KATADATA ? Tim ekonomi kabinet pemerintah Jokowi dan Susilo Bambang Yudhoyono jilid I sama-sama mendapatkan respons negatif dari pelaku pasar saat diumumkan. Pelaku pasar menilai nama-nama tim ekonomi yang diusung oleh masing-masing Presiden tidak sesuai dengan ekspektasi mereka.
Sehari setelah diumumkan oleh presiden Jokowi, tim ekonomi Kabinet Kerja pemerintahan Jokowi-Jusuf Kalla direspons negatif dengan penurunan indeks harga saham gabungan sebesar 1 persen pada Senin, 27 Oktober. Kendati Menko Perekonomian Sofyan Djalil mencoba meyakinkan bahwa tim ekonomi bisa memberi kepercayaan bagi pelaku pasar, penurunan IHSG tetap berlanjut sebesar 0,46 persen pada hari berikutnya menjadi 5.001,30.
Kondisi ini tak jauh berbeda saat Presiden Susilo Bambang Yudhoyono mengumumkan Kabinet Indonesia Bersatu I pada 21 Oktober 2004. Saat itu, IHSG sempat menurun 0,8 persen.

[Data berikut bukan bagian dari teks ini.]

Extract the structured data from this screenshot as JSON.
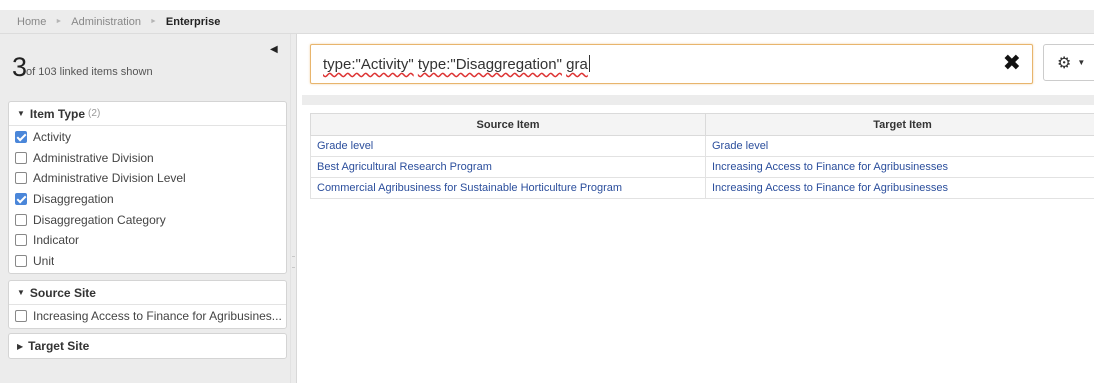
{
  "breadcrumb": {
    "items": [
      "Home",
      "Administration"
    ],
    "current": "Enterprise"
  },
  "summary": {
    "count": "3",
    "text": "of 103 linked items shown",
    "collapse_icon": "caret-left-icon"
  },
  "filters": {
    "item_type": {
      "title": "Item Type",
      "badge": "(2)",
      "options": [
        {
          "label": "Activity",
          "checked": true
        },
        {
          "label": "Administrative Division",
          "checked": false
        },
        {
          "label": "Administrative Division Level",
          "checked": false
        },
        {
          "label": "Disaggregation",
          "checked": true
        },
        {
          "label": "Disaggregation Category",
          "checked": false
        },
        {
          "label": "Indicator",
          "checked": false
        },
        {
          "label": "Unit",
          "checked": false
        }
      ]
    },
    "source_site": {
      "title": "Source Site",
      "options": [
        {
          "label": "Increasing Access to Finance for Agribusines...",
          "checked": false
        }
      ]
    },
    "target_site": {
      "title": "Target Site"
    }
  },
  "search": {
    "q1": "type:\"Activity\"",
    "q2": "type:\"Disaggregation\"",
    "q3": "gra",
    "clear_icon": "close-icon"
  },
  "toolbar": {
    "settings_icon": "gear-icon"
  },
  "table": {
    "headers": [
      "Source Item",
      "Target Item"
    ],
    "rows": [
      [
        "Grade level",
        "Grade level"
      ],
      [
        "Best Agricultural Research Program",
        "Increasing Access to Finance for Agribusinesses"
      ],
      [
        "Commercial Agribusiness for Sustainable Horticulture Program",
        "Increasing Access to Finance for Agribusinesses"
      ]
    ]
  },
  "colors": {
    "accent": "#4a86d9",
    "link": "#2b4e9c",
    "focus_border": "#e8b56d"
  }
}
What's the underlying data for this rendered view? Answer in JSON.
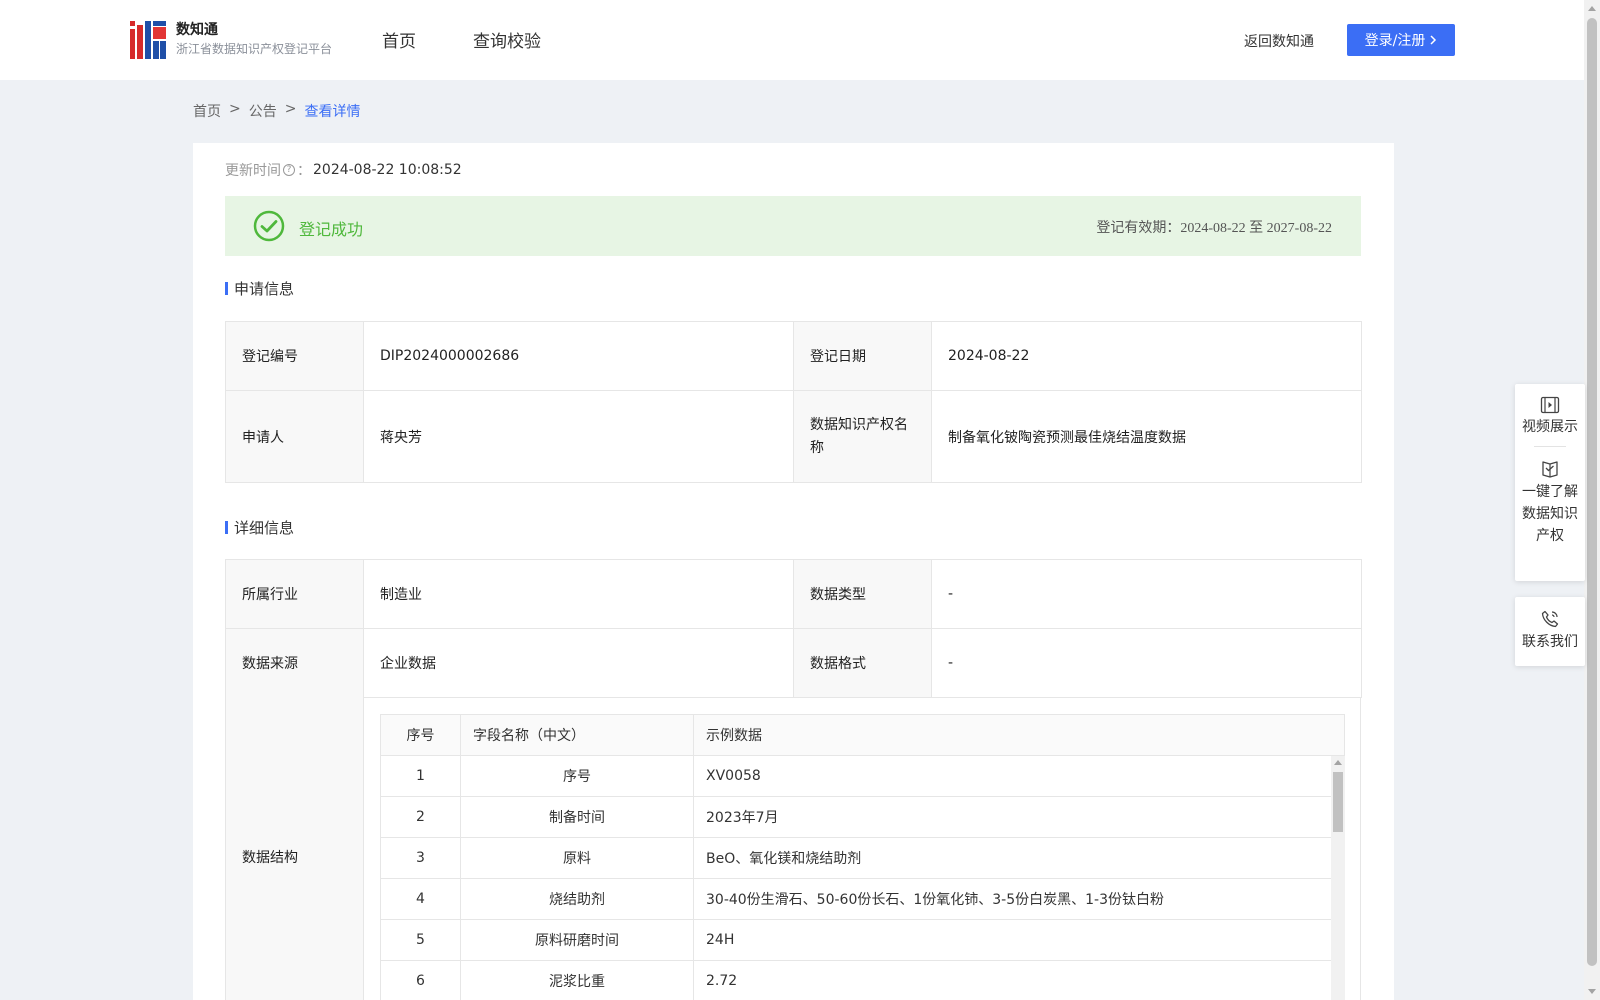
{
  "header": {
    "brand_name": "数知通",
    "brand_subtitle": "浙江省数据知识产权登记平台",
    "nav": [
      "首页",
      "查询校验"
    ],
    "back_link": "返回数知通",
    "login_label": "登录/注册",
    "accent_color": "#3b6ef5"
  },
  "breadcrumb": {
    "items": [
      "首页",
      "公告",
      "查看详情"
    ],
    "separator": ">"
  },
  "update": {
    "label": "更新时间",
    "value": "2024-08-22 10:08:52"
  },
  "status": {
    "text": "登记成功",
    "valid_label": "登记有效期：",
    "valid_dates": "2024-08-22 至 2027-08-22",
    "color": "#4fb83c"
  },
  "application": {
    "title": "申请信息",
    "reg_no_label": "登记编号",
    "reg_no": "DIP2024000002686",
    "reg_date_label": "登记日期",
    "reg_date": "2024-08-22",
    "applicant_label": "申请人",
    "applicant": "蒋央芳",
    "ip_name_label": "数据知识产权名称",
    "ip_name": "制备氧化铍陶瓷预测最佳烧结温度数据"
  },
  "details": {
    "title": "详细信息",
    "industry_label": "所属行业",
    "industry": "制造业",
    "data_type_label": "数据类型",
    "data_type": "-",
    "source_label": "数据来源",
    "source": "企业数据",
    "format_label": "数据格式",
    "format": "-",
    "structure_label": "数据结构",
    "structure_headers": [
      "序号",
      "字段名称（中文）",
      "示例数据"
    ],
    "structure_rows": [
      [
        "1",
        "序号",
        "XV0058"
      ],
      [
        "2",
        "制备时间",
        "2023年7月"
      ],
      [
        "3",
        "原料",
        "BeO、氧化镁和烧结助剂"
      ],
      [
        "4",
        "烧结助剂",
        "30-40份生滑石、50-60份长石、1份氧化铈、3-5份白炭黑、1-3份钛白粉"
      ],
      [
        "5",
        "原料研磨时间",
        "24H"
      ],
      [
        "6",
        "泥浆比重",
        "2.72"
      ]
    ]
  },
  "side_panel": {
    "video": "视频展示",
    "learn_lines": [
      "一键了解",
      "数据知识",
      "产权"
    ],
    "contact": "联系我们"
  }
}
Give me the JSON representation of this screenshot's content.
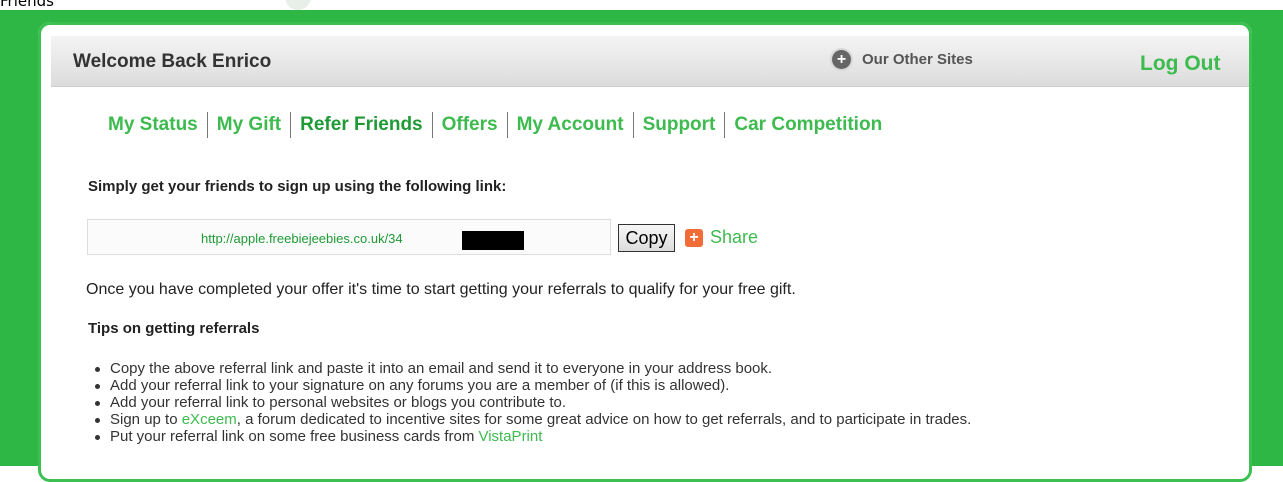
{
  "breadcrumb": "Friends",
  "header": {
    "welcome": "Welcome Back Enrico",
    "other_sites": "Our Other Sites",
    "logout": "Log Out"
  },
  "nav": {
    "items": [
      "My Status",
      "My Gift",
      "Refer Friends",
      "Offers",
      "My Account",
      "Support",
      "Car Competition"
    ],
    "active": "Refer Friends"
  },
  "refer": {
    "instruction": "Simply get your friends to sign up using the following link:",
    "link": "http://apple.freebiejeebies.co.uk/34",
    "copy_label": "Copy",
    "share_label": "Share"
  },
  "main": {
    "complete_text": "Once you have completed your offer it's time to start getting your referrals to qualify for your free gift.",
    "tips_title": "Tips on getting referrals",
    "tips": {
      "t1": "Copy the above referral link and paste it into an email and send it to everyone in your address book.",
      "t2": "Add your referral link to your signature on any forums you are a member of (if this is allowed).",
      "t3": "Add your referral link to personal websites or blogs you contribute to.",
      "t4_pre": "Sign up to ",
      "t4_link": "eXceem",
      "t4_post": ", a forum dedicated to incentive sites for some great advice on how to get referrals, and to participate in trades.",
      "t5_pre": "Put your referral link on some free business cards from ",
      "t5_link": "VistaPrint"
    }
  },
  "colors": {
    "frame_green": "#2fb745",
    "link_green": "#3dbb4f",
    "share_orange": "#f26c38"
  }
}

Namun, pada hari berikutnya, saham kembali menguat 1,8 persen menjadi 850,77.
Tak bisa dimungkiri, dari sisi ekspektasi pasar, tim ekonomi Jokowi maupun SBY jilid I belum memenuhi harapan pasar. Sofyan Djalil yang memimpin para menteri ekonomi Jokowi dianggap kurang mumpuni karena tidak memiliki latar belakang kuat di sektor makroekonomi. Sedangkan, Aburizal Bakrie yang menjabat Menko Perekonomian di era SBY juga bukan ekonom kawakan, melainkan lebih dikenal sebagai pengusaha dan politisi Golkar.
Di sejumlah posisi strategis lainnya, seperti Menteri Keuangan, Menteri BUMN, Menteri ESDM, kedua pemerintah sama-sama menempatkan profesional. Misalnya, untuk Menteri Keuangan. Jokowi memilih Bambang Brodjonegoro dianggap menguasai bidang fiskal dan makroekonomi. Akan halnya SBY menempatkan Jusuf Anwar, seorang ekonom yang kala itu masih diragukan kapasitasnya. Setahun kemudian, posisi Jusuf Anwar diganti oleh Sri Mulyani yang sebelumnya menjabat sebagai Kepala Badan Perencanaan Pembangunan Nasional (Bappenas).
Untuk sejumlah posisi kementerian lainnya, Jokowi dan SBY tidak bisa menghindari untuk menempatkan menteri asal partai politik. Presiden SBY yang terpilih dengan suara 61 persen dan jumlah koalisi lebih mendominasi di parlemen menempatkan wakil parpol lebih banyak dibandingkan Jokowi yang mendapatkan suara 53 persen serta didukung oleh 44 persen kursi di parlemen.
Namun, jumlah wakil parpol di tim ekonomi SBY lebih banyak (5 menteri) dibandingkan di tim Jokowi sebanyak 4 menteri. Tiga pos kementerian yang menjadi jatah Parpol hampir tidak berbeda di masa kedua presiden, yakni adalah Menteri Tenaga Kerja, Menteri Kehutanan dan Menteri Koperasi. Untuk beberapa pos menteri lainnya, jatah Parpol SBY dan Jokowi berbeda.